Maestro Cianjuran & Dosen Kawih Sunda Tutup Usia

|

Foto : Iman Herdiana/okezone

Maestro Cianjuran & Dosen Kawih Sunda Tutup Usia

BANDUNG - Kamis dini hari sekira pukul 02.15, Euis Komariah, mantan dosen luar biasa di University of California, Santa Cruz, Amerika Serikat (2007), mengembuskan napas terakhirnya.

Jenazah maestro Sunda ini lalu disemayamkan di rumah duka Jalan Kopo 15 Bandung, Jawa Barat. Sekira pukul 10.00 WIB, jenazah diberangkatkan ke pemakaman di Desa Wangisagara, Cipadaluan, Majalaya.

Sejumlah seniman dan pejabat melayat ke rumah duka di antaranya Gubernur Jawa Barat Ahmad Heryawan, Anggota Komisi X DPR RI Popong Djundjunan, Sup Yusuf, Aom Kusman, dan trio Bimbo yakni Acil, Sam, dan Jaka.

Sebelum meninggal, pelantun lagu Sorban Palid ini sempat dirawat di Rumah Sakit Santosa dengan keluhan maag. Adik ipar almarhum, Ajat Sudrajat (59) menyebutkan, almarhum meninggal begitu mendadak. Sebelum masuk rumah sakit, almarhum sempat beraktivitas seperti biasa yaitu nyanyi.

"Dua hari lalu dirawat di RS Sentosa. Kelihatannya tidak parah karena tiga hari lalu masih latihan bareng di Jugala (grupnya)," tutur Ajat, kepada okezone di rumah duka, Kamis (11/8/2011).

Istri pencipta tari jaipongan Gugum Gumbira itu, kata Ajat, meninggalkan empat anak dan 11 cicit. Almarhum yang pernah ngajar musik di Universitas Padjdjaran (Unpad) tersebut meninggal dalam usia 62 tahun.

Popong Djunjunan mengaku sangat kehilangan dengan meninggalnya sang maestro. Awal dia mengenal Euis ketika almarhum menjuarai pasanggiri Daya Mahasiswa Sunda (Damas) Jawa Barat 1968.

Selanjutnya, Popong bersama almarhum pernah melakukan lawatan dengan misi budaya ke Jepang (1987) dan Amerika Serikat (1990). Di Jepang, rombongan menghadiri ekspo kebudayaan yang dilakukan di beberapa kota.

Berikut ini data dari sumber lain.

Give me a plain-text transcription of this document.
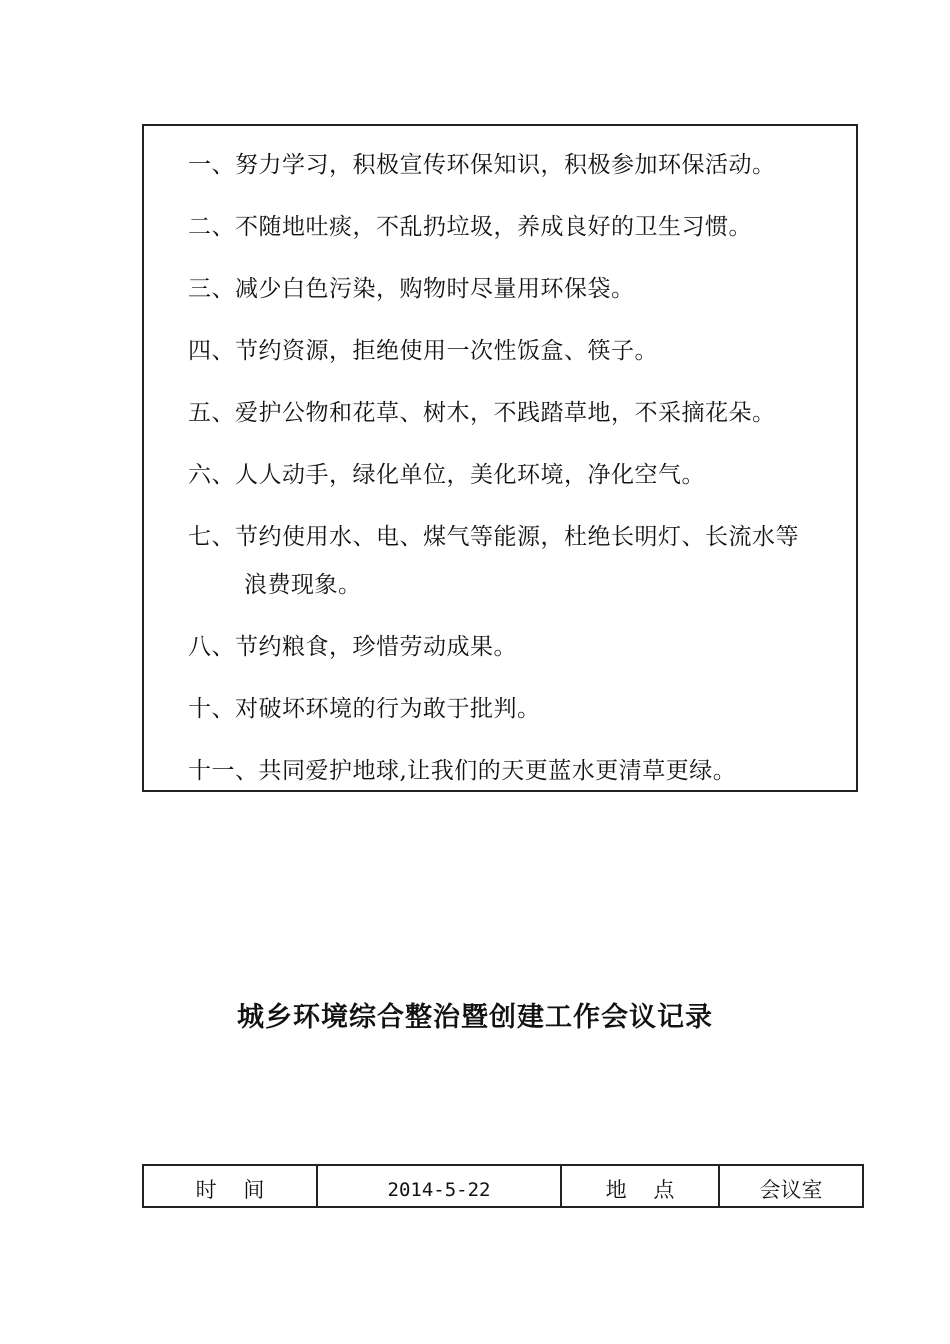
一、努力学习，积极宣传环保知识，积极参加环保活动。
二、不随地吐痰，不乱扔垃圾，养成良好的卫生习惯。
三、减少白色污染，购物时尽量用环保袋。
四、节约资源，拒绝使用一次性饭盒、筷子。
五、爱护公物和花草、树木，不践踏草地，不采摘花朵。
六、人人动手，绿化单位，美化环境，净化空气。
七、节约使用水、电、煤气等能源，杜绝长明灯、长流水等
浪费现象。
八、节约粮食，珍惜劳动成果。
十、对破坏环境的行为敢于批判。
十一、共同爱护地球,让我们的天更蓝水更清草更绿。
城乡环境综合整治暨创建工作会议记录
时    间	2014-5-22	地    点	会议室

"Waktu itu Euis tampil dengan Nano S. Sambutannya luar biasa, tepuk tangannya enggak berhenti-berhenti," cerita Popong.

Euis, lanjut Popong, juga tampil di AS (1990) dalam pameran kebudayaan Indonesia bersama dalang kondang Asep Sunandar. "Dunia seni jelas sangat kehilangan. Almarhum sudah mengharumkan Indonesia di luar negeri," ungkapnya.

Dia berharap, generasi muda kini bisa meneladani keuletan dan konsistensi Euis. Sehingga bisa muncul seniman-seniman Sunda yang berprestasi di dalam dan luar negeri seperti Euis.

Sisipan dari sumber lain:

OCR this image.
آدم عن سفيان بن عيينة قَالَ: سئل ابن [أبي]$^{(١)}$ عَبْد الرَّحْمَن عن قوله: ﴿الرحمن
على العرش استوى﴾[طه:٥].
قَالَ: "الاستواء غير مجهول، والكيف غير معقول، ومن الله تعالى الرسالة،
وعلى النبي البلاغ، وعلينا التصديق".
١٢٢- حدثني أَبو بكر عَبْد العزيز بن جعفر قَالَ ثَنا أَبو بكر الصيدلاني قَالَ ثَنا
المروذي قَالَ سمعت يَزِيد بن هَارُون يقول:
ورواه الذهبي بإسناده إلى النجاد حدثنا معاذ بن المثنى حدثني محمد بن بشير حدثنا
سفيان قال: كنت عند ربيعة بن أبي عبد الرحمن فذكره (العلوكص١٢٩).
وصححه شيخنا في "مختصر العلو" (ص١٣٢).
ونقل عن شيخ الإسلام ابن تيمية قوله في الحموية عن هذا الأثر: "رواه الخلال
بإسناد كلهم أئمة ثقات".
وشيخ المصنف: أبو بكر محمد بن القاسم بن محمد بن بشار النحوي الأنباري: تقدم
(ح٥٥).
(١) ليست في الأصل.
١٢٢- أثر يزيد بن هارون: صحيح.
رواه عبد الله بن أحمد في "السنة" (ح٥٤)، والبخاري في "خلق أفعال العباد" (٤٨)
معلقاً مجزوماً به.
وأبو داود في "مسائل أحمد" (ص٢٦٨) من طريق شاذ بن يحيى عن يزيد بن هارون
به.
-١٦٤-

"Jika anak muda bisa ulet dan konsisten, mungkin akan timbul 1.000 Euis lainnya. Kita harus menteladani apa yang dilakukannya," harapnya.

Dosen Tari Rakyat Sekolah Tinggi Seni Indonesia (STSI), Mas Nanu Muda, mengungkapkan Euis merupakan salah satu pendiri grup degung Dewi Permanik (1977/1978) dan juga grup cianjuran Jugala. "Lagu-lagunyanya mencapai ratusan, karena dia sudah nyanyi sejak 70-an," tutur Nanu.

Lagu tersebut di antaranya Sorban Palid, Salam Sono Juga, dan Duh Ieung. Maestro kelahiran Majalaya itu juga giat mengamalkan ilmunya, khususnya pada bidang gamelan dan kawih Sunda. Bahkan dia mengajar di sejumlah kampus di dalam dan luar negeri.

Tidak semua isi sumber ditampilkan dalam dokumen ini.